Des images magnifiques d’Henri Alekan
Alors que le script ne recule devant aucun retournement de situation au risque de paraître artificiel et donc terriblement daté, Jean-Pierre Melville fait preuve d’une certaine modernité dans sa réalisation. Il s’inspire notamment du cinéma américain des années 40 et notamment du film noir pour donner une plus-value visuelle au long-métrage. Aidé en cela par la maestria du directeur de la photographie Henri Alekan, Melville signe quelques plans mémorables baignant dans une lumière crépusculaire du meilleur effet. Il s’amuse également avec la profondeur de champ et accentue ainsi l’enfermement des personnages dans un rôle qu’ils doivent jouer jusqu’au bout malgré leurs désirs profonds.
Finalement, loin de n’être qu’une œuvre de commande insignifiante, Quand tu liras cette lettre… s’inscrit tout de même assez harmonieusement dans la filmographie de Melville, au même titre que Léon Morin, prêtre (1961), preuve que le cinéaste n’est pas réductible à ses seuls polars. Bien évidemment, Quand tu liras cette lettre… est une œuvre imparfaite, à cause de son script improbable et du jeu un peu daté de certains de ses acteurs, mais le long-métrage résiste tout de même bien mieux aux affres du temps que bon nombre de mélodrames insipides dégainés en série par le cinéma français de l’époque.
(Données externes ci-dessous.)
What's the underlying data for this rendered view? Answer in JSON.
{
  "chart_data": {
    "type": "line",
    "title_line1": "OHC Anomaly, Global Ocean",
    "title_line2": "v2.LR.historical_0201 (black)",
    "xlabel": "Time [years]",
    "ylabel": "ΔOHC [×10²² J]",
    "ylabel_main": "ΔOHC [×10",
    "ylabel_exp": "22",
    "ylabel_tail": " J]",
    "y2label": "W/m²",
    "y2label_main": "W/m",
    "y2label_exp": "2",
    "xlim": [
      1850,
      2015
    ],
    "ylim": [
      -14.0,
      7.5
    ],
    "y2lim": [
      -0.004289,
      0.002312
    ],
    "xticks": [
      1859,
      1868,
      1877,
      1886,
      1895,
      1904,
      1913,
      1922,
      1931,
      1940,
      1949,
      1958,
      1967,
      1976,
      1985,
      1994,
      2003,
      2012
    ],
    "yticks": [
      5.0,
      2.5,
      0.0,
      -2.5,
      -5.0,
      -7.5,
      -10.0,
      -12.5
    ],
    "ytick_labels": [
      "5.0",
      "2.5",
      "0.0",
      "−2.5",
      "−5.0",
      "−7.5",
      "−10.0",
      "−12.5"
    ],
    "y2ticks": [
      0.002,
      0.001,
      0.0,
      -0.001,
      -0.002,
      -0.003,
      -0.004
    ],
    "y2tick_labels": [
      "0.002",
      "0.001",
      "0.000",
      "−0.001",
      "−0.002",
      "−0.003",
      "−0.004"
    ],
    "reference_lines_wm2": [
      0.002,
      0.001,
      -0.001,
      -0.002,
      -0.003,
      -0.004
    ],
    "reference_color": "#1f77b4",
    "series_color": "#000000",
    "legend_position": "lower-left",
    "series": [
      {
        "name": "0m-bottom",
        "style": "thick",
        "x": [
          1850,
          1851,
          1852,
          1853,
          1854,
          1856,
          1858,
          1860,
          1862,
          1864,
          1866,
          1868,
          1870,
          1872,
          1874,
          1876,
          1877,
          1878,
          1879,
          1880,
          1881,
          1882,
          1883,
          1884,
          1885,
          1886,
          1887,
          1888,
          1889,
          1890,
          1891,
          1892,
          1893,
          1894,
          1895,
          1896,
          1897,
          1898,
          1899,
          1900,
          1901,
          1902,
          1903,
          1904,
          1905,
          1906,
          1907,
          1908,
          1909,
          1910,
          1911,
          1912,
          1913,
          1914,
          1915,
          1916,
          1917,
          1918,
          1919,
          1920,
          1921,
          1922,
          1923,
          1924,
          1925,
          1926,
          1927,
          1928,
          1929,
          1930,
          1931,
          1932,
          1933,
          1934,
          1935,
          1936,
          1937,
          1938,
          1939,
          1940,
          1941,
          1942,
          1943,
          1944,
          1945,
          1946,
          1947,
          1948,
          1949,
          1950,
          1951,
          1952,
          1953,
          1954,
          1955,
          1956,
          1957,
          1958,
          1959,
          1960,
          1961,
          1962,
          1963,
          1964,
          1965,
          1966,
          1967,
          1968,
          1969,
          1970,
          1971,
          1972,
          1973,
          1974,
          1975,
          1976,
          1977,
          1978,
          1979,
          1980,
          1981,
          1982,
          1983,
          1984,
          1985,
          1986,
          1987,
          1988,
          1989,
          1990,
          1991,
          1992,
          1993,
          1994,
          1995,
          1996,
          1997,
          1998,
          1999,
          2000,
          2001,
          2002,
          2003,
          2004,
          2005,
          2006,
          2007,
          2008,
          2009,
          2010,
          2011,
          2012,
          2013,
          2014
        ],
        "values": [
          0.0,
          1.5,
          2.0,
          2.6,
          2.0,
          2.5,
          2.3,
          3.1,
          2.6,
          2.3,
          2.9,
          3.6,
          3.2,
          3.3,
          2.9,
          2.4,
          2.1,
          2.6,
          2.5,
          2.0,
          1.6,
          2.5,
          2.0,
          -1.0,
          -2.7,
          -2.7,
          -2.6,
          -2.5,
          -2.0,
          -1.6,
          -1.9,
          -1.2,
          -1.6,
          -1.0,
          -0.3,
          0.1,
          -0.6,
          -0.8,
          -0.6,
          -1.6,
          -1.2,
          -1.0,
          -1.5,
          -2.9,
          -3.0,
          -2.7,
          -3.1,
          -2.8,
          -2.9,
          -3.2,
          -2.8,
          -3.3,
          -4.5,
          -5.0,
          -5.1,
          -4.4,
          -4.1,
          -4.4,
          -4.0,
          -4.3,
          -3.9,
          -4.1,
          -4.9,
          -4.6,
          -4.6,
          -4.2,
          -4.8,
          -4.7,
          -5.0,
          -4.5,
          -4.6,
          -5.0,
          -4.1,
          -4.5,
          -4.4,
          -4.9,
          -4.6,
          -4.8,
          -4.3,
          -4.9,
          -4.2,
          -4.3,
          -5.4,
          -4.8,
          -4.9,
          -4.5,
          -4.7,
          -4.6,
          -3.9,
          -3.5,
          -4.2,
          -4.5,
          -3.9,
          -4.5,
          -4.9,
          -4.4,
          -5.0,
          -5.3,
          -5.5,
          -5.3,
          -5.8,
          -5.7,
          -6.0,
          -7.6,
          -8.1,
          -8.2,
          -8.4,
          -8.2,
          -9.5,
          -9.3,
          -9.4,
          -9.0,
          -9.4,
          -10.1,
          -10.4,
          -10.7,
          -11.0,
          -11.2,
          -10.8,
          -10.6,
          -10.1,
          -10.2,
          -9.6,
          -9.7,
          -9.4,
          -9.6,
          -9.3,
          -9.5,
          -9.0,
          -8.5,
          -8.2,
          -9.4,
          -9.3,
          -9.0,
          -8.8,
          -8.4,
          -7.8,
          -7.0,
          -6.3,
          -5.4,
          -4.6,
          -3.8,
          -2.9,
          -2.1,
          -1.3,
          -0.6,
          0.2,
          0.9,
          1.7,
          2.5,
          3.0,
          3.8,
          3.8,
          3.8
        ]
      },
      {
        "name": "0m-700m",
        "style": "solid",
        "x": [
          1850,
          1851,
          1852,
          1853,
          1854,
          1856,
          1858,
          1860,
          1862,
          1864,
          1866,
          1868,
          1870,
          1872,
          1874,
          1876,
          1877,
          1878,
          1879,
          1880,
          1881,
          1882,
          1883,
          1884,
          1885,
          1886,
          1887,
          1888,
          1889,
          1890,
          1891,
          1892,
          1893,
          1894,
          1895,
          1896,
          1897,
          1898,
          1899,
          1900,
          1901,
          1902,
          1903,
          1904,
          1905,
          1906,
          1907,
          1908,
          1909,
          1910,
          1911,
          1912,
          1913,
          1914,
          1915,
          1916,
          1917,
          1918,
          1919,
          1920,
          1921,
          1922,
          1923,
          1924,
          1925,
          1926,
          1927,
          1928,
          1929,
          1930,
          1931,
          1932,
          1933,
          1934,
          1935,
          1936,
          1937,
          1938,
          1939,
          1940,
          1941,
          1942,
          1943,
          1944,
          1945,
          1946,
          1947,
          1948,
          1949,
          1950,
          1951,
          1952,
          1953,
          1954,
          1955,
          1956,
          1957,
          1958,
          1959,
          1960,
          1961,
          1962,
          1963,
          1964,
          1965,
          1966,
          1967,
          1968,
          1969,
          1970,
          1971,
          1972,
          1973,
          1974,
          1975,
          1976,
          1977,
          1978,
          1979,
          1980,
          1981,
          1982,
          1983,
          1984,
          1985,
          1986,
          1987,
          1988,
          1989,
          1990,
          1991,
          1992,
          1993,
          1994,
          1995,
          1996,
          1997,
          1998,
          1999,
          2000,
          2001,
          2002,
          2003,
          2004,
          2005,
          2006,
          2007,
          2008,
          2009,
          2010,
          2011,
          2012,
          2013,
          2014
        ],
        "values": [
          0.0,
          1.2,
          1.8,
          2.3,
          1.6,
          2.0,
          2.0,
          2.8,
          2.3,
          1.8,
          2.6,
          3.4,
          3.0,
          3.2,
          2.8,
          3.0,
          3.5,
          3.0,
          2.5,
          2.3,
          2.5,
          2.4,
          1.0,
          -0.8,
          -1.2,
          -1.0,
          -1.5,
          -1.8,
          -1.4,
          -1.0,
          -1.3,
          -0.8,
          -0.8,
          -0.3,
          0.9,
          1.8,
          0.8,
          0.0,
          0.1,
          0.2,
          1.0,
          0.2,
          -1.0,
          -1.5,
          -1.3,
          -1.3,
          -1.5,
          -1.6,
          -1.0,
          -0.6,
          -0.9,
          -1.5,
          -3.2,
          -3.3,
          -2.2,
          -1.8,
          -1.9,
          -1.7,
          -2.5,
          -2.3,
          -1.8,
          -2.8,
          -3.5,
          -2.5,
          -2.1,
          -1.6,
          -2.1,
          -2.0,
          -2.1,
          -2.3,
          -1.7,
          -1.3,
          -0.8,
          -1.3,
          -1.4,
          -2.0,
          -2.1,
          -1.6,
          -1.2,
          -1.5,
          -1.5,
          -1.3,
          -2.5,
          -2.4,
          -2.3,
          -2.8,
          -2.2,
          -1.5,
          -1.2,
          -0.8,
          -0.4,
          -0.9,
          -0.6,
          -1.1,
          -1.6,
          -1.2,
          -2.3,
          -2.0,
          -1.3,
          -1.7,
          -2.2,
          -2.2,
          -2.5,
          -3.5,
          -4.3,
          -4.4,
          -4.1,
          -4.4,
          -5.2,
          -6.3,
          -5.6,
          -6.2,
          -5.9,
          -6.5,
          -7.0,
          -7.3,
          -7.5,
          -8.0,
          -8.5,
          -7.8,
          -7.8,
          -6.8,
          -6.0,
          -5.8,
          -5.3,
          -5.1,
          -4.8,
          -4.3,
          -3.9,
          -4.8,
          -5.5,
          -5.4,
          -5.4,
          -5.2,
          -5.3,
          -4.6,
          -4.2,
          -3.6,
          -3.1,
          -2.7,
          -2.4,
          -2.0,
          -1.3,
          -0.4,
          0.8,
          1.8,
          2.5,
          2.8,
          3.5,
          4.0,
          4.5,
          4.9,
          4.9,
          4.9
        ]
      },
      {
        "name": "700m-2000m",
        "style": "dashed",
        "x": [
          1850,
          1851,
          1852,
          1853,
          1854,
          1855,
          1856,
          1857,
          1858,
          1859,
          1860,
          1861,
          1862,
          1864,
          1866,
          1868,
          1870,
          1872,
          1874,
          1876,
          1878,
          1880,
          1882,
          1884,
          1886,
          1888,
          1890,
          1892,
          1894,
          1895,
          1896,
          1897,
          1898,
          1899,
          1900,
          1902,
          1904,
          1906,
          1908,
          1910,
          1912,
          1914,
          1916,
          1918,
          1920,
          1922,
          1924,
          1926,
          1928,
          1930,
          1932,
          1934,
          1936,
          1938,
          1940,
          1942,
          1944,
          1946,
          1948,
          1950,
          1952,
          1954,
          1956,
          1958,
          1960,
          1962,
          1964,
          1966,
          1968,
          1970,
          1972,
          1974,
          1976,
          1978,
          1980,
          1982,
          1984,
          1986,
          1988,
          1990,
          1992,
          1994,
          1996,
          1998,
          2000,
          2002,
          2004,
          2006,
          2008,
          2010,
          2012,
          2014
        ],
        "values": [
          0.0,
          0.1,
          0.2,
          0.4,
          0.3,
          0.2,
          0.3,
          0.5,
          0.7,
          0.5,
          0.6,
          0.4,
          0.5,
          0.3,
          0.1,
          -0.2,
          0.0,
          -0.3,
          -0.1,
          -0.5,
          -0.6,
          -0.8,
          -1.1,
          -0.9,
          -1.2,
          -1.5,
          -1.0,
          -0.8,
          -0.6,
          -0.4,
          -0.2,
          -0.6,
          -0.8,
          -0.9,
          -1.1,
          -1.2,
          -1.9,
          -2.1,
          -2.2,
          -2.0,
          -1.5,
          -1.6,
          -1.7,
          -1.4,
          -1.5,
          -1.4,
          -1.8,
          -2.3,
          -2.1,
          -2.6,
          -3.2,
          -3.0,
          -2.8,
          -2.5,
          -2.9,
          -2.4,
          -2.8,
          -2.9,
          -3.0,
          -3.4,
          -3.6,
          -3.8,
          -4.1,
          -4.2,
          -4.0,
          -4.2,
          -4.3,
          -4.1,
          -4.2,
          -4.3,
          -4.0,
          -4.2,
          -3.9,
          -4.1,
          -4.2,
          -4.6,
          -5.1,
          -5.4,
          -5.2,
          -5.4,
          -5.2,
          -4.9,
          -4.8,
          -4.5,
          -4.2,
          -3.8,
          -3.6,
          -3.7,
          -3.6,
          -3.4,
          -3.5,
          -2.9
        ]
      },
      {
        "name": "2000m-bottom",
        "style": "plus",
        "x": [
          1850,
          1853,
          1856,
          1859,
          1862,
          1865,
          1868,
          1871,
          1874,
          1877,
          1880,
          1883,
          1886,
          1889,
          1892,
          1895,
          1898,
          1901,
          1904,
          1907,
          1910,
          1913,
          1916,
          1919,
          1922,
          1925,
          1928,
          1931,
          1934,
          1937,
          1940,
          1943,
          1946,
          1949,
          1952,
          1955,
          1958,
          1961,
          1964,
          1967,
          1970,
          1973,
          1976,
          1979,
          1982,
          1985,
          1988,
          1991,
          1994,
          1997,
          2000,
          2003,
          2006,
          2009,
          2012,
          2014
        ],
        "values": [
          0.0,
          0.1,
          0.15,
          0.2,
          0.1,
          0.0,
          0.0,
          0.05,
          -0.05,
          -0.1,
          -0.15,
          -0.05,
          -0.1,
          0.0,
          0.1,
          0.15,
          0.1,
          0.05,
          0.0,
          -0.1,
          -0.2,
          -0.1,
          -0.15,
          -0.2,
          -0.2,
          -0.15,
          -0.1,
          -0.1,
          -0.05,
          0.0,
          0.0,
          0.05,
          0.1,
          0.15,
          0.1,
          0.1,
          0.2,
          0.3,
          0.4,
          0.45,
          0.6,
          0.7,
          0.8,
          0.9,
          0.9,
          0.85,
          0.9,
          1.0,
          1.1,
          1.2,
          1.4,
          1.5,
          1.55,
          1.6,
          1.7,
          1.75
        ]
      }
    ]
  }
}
Un Melville mineur, mais qui mérite d’être redécouvert
Sorti sur les écrans en 1953, Quand tu liras cette lettre a attiré dans les salles plus d’un million de spectateurs essentiellement provinciaux. Un score correct, mais qui a tout de même déçu les attentes de Melville et des différents interprètes qui pensaient trouver en cette œuvre populaire un tremplin pour leurs carrières respectives. Souvent mal considéré, voire carrément rejeté par les fans du cinéma de Melville, ce mélodrame mérite pourtant un petit détour pour les cinéphiles férus du cinéma français des années 50. Il est loin d’être le vilain petit canard tant dénoncé.